The former UFC welterweight champion may have only actually been unconscious for a few moments, but that doesn’t mean that things are exactly crystal clear for the time that followed.
For the most part, Kamaru Usman couldn’t possibly sound more serene about his loss to Leon Edwards. The loss of the championship title, the first knockout defeat of his career, he certainly has reasons to get down in the dumps if he’s looking for them. Instead, however, the ‘Nigerian Nightmare’ seems to have shaken the whole thing off and is looking out ahead to the future.
“I was OK. I was maybe disappointed that I lost, but I wasn’t bummed like the first loss I had in my career,” Usman said on a recent episode of the Joe Rogan experience. “That one f-cked with me. It was the uncertainty of the future and also because there was nothing I could do, I couldn’t defend myself because I didn’t have the knowledge. That was what hurt me the most. … With this one it was like, I know my mistakes.”
Most of those mistakes, though, Usman knows from video replays of his bout. His actual memory of the event? That’s a lot more spotty. The champion was up big heading into the last minute of his title bout against Edwards at UFC 278 when the challenger hid a left high kick behind a 1-2 feint. Usman may have been back on his feet by the time the results were read, but there’s a lot more missing from his memory than just those couple minutes.
“I was good,” Usman said, recounting how he apparently must have felt immediately after the KO (transcript via MMA Fighting). “I watched the fight over, I’m good. I was talking, I talked to Trevor [Wittman], I talked to everyone, because you know you go back and then you go in the medical tent and they take care of you and all of that. I talked to my family, I hugged everyone, because it was on video and everything. I remember sitting. It was like, Leon gave me a 20-minute nap.
“I was laughing hysterically in the hospital because I had to go in to get scanned and all of that, which everything was fine. Immediately I come to, I’m in the ambulance, they’re asking, ‘Do you know where you are?’ I’m like, ‘Yeah, Salt Lake City. UFC 278.’ They’re like, ‘What’s your date of birth?’ I answer them. They’re like, ‘Wow, perfect.’ I answered everything perfectly.”
In reality, it seems most of that conversation is a blank in terms of what Usman actually remembers. As far as he was concerned he we out there looking to set Edwards up for a couple more big punches—and then he was in the ambulance answering questions about if he knew where he was.
“I’m moving, moving, OK,” Usman remembered. “I’ve got him set up, which I really didn’t.
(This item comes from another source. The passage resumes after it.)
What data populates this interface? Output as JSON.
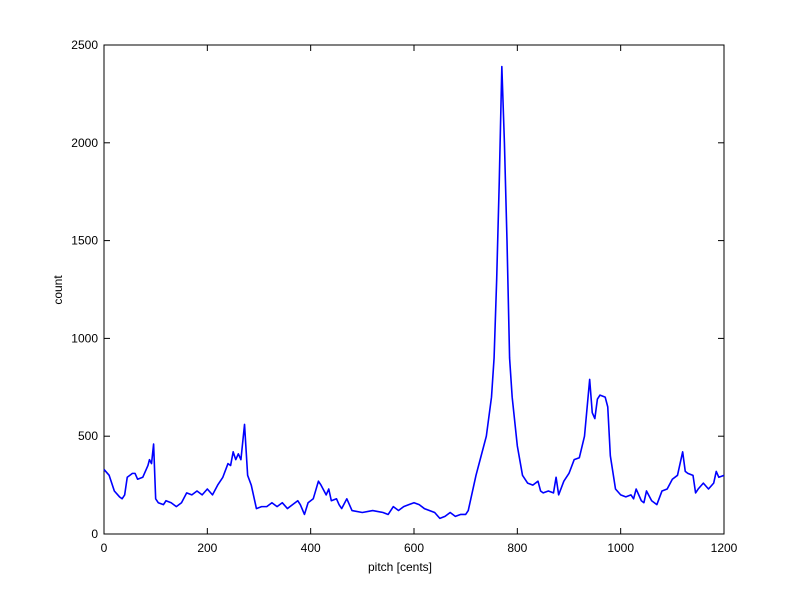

I shake left, I shake right, and I’m sitting in an ambulance and they’re asking me, ‘Do you know where you’re at?’ I’m like, ‘What the f-ck?’”
In the immediate aftermath of the bout talk immediately turned to a potential rematch between Usman and Edwards, this time in England, to settle their score once and for all. However, with UFC 279 upcoming and the chance that Khamzat Chimaev could walk away from the event with another big win under his belt, Edwards’ team recently made it known that they wouldn’t pass on a fight with ‘Borz’ first if that’s the direction the UFC wants to go.